Don d’organes en Roumanie : noblesse spirituelle, mais condamnation de l’Église
10/01/2008 23:52Ciucur Bianca MariaTimisoara
Le don d’organes largement pratiqué en Europe, répond un problème très actuel : « comment sauver des vies avec d’autres vies ». En Roumanie, ce geste est peu répandu à la fois par des formalités administratives peu facilitantes et une opposition de l’Église orthodoxe.
En Europe, les familles qui ont des parents en mort cérébrale et refusent une greffe représentent 2 % du nombre total. Malheureusement, en Roumanie, elles représentent 60 %
L’année dernière, à l’Hôpital Clinique Départemental d’Urgence Timisoara une seule greffe a été réalisée et les 3 dernières années seulement 3 greffes ont eu lieu.
Malheureusement, même s’il y a des personnes qui donnent leur accord pour utiliser leurs organes après la mort, la loi en ce qui concerne la donation d’organes précise que, quel que soit le désir du patient pendant sa vie, la décision finale appartient aux parents de premier degré.
L’infirmier Daniel Ilincariu a affirmé que : “ Les discussions avec les parents d’un patient en mort cérébrale peuvent durer même des heures. On leur dit que le patient est mort et on leur demande s’ils donnent leur accord ou non avec le prélèvement des organes. Et le plus souvent ils disent non, en invoquant la religion, ils disent que le patient doit être enterré tel quel. »

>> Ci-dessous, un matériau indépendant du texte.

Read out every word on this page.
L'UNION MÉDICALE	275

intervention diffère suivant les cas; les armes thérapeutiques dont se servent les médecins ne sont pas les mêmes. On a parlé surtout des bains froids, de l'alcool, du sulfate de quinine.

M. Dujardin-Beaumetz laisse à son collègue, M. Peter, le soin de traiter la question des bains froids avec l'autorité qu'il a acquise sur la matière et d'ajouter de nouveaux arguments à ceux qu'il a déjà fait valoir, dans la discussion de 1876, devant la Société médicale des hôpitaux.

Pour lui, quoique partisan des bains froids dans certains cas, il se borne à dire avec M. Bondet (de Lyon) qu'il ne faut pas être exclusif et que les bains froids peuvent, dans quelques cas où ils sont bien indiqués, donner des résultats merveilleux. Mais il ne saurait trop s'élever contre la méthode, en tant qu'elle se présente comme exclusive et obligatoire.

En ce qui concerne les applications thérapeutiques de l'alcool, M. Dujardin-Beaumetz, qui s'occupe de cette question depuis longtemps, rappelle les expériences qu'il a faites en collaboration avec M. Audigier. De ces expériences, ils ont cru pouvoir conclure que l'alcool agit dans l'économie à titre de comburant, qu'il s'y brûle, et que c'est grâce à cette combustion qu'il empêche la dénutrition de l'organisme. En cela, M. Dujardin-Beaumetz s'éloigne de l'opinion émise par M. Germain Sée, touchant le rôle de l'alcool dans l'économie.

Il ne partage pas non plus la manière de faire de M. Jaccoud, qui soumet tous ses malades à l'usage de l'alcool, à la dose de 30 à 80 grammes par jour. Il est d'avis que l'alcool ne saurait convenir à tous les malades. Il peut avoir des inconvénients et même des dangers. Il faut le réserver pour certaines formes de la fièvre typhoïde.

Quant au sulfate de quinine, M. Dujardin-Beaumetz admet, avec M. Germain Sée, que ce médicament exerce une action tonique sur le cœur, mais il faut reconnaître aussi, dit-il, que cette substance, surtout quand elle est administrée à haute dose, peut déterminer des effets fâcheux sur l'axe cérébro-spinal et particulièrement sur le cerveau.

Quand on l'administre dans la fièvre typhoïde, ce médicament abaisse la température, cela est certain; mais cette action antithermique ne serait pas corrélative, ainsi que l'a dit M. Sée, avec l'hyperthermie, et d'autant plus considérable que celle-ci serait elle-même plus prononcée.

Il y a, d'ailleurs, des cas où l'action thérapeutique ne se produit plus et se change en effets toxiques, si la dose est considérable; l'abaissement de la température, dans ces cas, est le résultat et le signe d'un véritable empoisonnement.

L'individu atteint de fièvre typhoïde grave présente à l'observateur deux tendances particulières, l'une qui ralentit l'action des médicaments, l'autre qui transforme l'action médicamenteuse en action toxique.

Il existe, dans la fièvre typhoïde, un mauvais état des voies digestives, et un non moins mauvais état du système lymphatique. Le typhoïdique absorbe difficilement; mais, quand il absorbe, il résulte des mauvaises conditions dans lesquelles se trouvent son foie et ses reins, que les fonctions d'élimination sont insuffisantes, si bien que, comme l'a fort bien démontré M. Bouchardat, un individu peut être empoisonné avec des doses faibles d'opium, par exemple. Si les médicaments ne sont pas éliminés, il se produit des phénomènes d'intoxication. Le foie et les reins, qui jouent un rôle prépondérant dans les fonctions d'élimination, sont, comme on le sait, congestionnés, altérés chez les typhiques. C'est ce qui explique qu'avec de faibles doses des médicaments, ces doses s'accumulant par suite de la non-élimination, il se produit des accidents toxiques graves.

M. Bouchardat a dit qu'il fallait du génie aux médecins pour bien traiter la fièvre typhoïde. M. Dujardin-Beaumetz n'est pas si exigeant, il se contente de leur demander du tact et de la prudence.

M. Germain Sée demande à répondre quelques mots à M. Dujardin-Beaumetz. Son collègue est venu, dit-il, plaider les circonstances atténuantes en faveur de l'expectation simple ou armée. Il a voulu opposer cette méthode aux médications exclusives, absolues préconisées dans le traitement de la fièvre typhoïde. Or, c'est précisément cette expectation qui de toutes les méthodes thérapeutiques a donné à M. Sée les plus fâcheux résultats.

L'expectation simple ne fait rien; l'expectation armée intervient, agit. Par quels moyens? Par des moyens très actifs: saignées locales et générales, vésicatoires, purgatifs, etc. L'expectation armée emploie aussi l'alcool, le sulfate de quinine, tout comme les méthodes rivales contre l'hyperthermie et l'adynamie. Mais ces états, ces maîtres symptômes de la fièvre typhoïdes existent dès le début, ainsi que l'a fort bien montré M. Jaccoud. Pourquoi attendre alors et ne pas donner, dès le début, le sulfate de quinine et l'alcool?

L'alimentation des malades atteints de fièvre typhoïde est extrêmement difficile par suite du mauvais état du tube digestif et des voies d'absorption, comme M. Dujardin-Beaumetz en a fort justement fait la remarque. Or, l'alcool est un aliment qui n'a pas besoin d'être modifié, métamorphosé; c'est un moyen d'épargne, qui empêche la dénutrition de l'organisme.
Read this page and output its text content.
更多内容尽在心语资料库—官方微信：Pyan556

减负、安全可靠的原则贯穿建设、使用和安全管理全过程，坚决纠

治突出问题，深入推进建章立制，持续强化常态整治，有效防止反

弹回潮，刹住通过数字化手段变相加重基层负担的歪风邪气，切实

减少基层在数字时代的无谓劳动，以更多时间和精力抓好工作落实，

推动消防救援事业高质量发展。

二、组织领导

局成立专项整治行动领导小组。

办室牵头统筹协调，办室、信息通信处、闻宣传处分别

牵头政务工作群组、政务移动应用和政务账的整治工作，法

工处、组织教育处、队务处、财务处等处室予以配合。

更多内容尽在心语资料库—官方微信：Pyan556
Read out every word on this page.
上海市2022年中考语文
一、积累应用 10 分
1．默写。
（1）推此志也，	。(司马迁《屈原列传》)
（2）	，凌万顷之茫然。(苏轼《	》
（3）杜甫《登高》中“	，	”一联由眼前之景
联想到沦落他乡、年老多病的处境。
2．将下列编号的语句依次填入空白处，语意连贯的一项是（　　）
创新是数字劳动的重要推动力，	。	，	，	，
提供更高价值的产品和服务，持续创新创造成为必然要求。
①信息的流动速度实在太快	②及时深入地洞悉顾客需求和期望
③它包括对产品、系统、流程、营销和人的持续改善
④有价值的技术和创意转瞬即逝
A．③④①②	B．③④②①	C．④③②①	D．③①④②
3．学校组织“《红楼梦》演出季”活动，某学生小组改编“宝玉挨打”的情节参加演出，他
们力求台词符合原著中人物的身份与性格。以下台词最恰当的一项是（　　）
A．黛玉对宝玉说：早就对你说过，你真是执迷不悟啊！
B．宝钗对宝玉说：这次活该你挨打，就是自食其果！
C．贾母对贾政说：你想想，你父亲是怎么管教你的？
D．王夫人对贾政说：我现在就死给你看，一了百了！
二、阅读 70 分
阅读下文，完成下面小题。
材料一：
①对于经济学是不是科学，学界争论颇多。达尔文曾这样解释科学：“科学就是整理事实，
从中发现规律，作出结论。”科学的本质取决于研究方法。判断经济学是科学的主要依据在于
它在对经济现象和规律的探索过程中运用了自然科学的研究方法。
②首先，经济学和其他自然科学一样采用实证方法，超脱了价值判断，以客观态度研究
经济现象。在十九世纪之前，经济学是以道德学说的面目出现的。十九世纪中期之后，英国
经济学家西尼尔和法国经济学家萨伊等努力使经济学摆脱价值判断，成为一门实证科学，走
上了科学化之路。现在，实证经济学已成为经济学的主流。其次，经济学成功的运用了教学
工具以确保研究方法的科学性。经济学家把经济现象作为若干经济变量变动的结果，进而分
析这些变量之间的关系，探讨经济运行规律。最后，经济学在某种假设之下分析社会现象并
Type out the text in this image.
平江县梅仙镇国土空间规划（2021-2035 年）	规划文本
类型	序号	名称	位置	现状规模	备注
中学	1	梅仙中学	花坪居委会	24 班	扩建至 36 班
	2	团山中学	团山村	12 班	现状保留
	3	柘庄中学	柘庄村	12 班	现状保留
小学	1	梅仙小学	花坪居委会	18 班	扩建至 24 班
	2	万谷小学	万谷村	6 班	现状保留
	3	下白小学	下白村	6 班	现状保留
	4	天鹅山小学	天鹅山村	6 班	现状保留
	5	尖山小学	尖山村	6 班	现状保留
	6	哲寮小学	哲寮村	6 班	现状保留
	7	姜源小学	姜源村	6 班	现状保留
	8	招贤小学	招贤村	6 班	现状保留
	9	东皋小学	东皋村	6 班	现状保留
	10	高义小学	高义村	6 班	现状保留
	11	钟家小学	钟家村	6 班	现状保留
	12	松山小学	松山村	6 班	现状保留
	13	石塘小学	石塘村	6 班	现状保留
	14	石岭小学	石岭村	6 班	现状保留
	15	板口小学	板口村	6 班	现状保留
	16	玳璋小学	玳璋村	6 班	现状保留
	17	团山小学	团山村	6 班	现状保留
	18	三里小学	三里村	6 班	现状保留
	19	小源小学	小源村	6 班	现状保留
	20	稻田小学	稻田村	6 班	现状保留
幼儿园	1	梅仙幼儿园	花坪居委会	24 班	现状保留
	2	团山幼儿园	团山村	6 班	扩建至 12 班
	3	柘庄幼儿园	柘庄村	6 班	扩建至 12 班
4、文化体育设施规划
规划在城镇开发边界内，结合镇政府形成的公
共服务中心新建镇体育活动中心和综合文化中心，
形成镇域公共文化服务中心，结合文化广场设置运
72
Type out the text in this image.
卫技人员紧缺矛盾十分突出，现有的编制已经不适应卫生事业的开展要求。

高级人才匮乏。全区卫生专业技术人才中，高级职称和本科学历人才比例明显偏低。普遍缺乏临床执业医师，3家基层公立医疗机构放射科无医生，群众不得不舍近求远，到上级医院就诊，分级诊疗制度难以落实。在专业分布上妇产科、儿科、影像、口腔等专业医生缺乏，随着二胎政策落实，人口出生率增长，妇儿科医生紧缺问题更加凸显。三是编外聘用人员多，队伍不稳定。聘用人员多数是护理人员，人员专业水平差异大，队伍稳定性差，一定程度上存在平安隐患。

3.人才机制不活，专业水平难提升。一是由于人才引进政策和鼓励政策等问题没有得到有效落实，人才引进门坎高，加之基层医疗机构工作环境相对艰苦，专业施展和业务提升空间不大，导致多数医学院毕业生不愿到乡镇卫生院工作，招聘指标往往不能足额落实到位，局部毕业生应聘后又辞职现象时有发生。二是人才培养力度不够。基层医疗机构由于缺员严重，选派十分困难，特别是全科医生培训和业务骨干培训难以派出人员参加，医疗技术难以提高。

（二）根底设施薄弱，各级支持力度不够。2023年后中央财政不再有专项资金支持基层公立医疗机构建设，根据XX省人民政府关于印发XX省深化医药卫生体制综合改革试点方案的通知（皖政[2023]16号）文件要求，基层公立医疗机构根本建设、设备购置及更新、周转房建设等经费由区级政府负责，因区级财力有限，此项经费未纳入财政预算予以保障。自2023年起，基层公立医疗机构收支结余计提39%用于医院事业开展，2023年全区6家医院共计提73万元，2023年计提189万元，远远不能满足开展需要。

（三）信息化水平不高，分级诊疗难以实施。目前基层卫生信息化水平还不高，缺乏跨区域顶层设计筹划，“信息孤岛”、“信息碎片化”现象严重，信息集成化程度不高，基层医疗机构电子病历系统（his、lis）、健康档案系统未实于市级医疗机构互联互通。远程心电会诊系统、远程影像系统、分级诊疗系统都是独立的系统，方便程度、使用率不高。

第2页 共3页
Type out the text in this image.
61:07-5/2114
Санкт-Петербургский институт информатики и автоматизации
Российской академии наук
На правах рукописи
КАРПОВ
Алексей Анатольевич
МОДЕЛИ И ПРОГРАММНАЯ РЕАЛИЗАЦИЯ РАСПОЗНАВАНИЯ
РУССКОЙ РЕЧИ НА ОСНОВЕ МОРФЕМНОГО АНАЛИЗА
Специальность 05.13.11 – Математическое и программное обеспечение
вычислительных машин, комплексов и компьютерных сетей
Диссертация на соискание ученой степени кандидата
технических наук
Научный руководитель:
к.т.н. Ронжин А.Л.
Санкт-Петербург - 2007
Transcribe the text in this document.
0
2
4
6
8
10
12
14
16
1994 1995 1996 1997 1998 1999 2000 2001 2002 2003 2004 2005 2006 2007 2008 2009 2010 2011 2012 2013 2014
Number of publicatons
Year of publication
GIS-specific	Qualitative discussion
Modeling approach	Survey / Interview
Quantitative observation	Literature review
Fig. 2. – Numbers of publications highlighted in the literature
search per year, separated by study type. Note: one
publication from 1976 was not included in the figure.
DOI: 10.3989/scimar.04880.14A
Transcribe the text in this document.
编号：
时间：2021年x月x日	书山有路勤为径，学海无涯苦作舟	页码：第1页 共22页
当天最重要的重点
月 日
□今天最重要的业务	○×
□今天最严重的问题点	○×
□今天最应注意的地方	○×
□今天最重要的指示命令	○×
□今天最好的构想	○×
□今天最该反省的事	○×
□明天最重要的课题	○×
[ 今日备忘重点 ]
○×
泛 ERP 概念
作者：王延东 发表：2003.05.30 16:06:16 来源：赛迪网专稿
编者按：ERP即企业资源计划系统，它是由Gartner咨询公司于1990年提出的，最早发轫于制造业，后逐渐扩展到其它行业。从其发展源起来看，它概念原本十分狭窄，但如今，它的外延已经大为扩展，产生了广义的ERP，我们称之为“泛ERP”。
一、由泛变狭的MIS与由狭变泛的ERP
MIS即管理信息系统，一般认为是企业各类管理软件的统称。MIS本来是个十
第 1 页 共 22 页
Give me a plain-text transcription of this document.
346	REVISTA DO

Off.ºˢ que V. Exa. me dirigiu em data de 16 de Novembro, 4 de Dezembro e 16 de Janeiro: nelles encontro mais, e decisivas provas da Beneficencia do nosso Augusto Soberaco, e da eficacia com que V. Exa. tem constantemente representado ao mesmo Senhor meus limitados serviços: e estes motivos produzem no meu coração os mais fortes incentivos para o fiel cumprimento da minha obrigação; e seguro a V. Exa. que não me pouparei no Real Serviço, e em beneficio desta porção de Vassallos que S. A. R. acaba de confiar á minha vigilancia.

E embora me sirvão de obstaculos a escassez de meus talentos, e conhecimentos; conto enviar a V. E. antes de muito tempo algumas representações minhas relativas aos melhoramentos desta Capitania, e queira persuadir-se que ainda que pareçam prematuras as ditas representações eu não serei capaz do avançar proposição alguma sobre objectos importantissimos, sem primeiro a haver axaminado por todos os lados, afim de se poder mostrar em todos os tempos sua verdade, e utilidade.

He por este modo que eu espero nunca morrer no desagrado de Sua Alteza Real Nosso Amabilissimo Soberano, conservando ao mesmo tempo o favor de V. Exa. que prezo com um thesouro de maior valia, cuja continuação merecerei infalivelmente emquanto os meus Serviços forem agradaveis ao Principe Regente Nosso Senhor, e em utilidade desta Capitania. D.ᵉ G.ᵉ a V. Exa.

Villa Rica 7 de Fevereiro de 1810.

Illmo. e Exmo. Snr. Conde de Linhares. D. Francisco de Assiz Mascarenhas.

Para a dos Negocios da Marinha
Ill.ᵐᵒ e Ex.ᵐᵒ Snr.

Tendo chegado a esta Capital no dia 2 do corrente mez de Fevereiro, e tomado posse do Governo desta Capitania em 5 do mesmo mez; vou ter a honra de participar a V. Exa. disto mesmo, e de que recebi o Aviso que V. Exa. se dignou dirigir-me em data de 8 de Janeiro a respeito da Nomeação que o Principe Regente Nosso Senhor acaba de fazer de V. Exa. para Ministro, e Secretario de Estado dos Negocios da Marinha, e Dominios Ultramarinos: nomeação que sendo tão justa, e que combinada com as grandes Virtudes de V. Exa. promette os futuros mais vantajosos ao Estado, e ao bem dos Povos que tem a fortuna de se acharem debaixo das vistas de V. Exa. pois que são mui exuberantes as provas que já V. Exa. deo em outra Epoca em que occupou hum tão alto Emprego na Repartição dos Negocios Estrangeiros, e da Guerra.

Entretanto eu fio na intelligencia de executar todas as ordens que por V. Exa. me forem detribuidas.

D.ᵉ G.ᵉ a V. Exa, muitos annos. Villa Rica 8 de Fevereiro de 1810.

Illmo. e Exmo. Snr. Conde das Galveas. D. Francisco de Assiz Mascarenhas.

D’un côté, il y a la désinformation des gens qui refusent d’accorder une chance aux autres personnes qui avec un seul Oui pourraient avoir leurs vies sauvées.En effet si les familles avaient su que leur parentdécédé était inscrit dans un registre de donneurs, parce que son désir était d’aider les personnes qui ont besoin d’une greffe, elles auraient peut-être accepté. Ou, si les prêtres confirmaient pendant la messe que l’Église était en accord avec le don d’organes et que ce n’est pas un pêché, il y aurait plus de donateurs.
De l’autre côté, il y a la méfiance des gens vis-à-vis du système médical roumain.Pour donner leur accord, les Roumains doivent s’inscrire dans un registre national unique de donneurs d’organes. À Timisoara, celui-ci se trouve à l’Hôpital Clinique Departemental. “Même si nous nous inscrivons et nous donnons notre accord au notaire, le document est nul, si les parents de premier degré refusent d’y consentir.” Affirme une journaliste qui milite pour un système européen dans ce domaine.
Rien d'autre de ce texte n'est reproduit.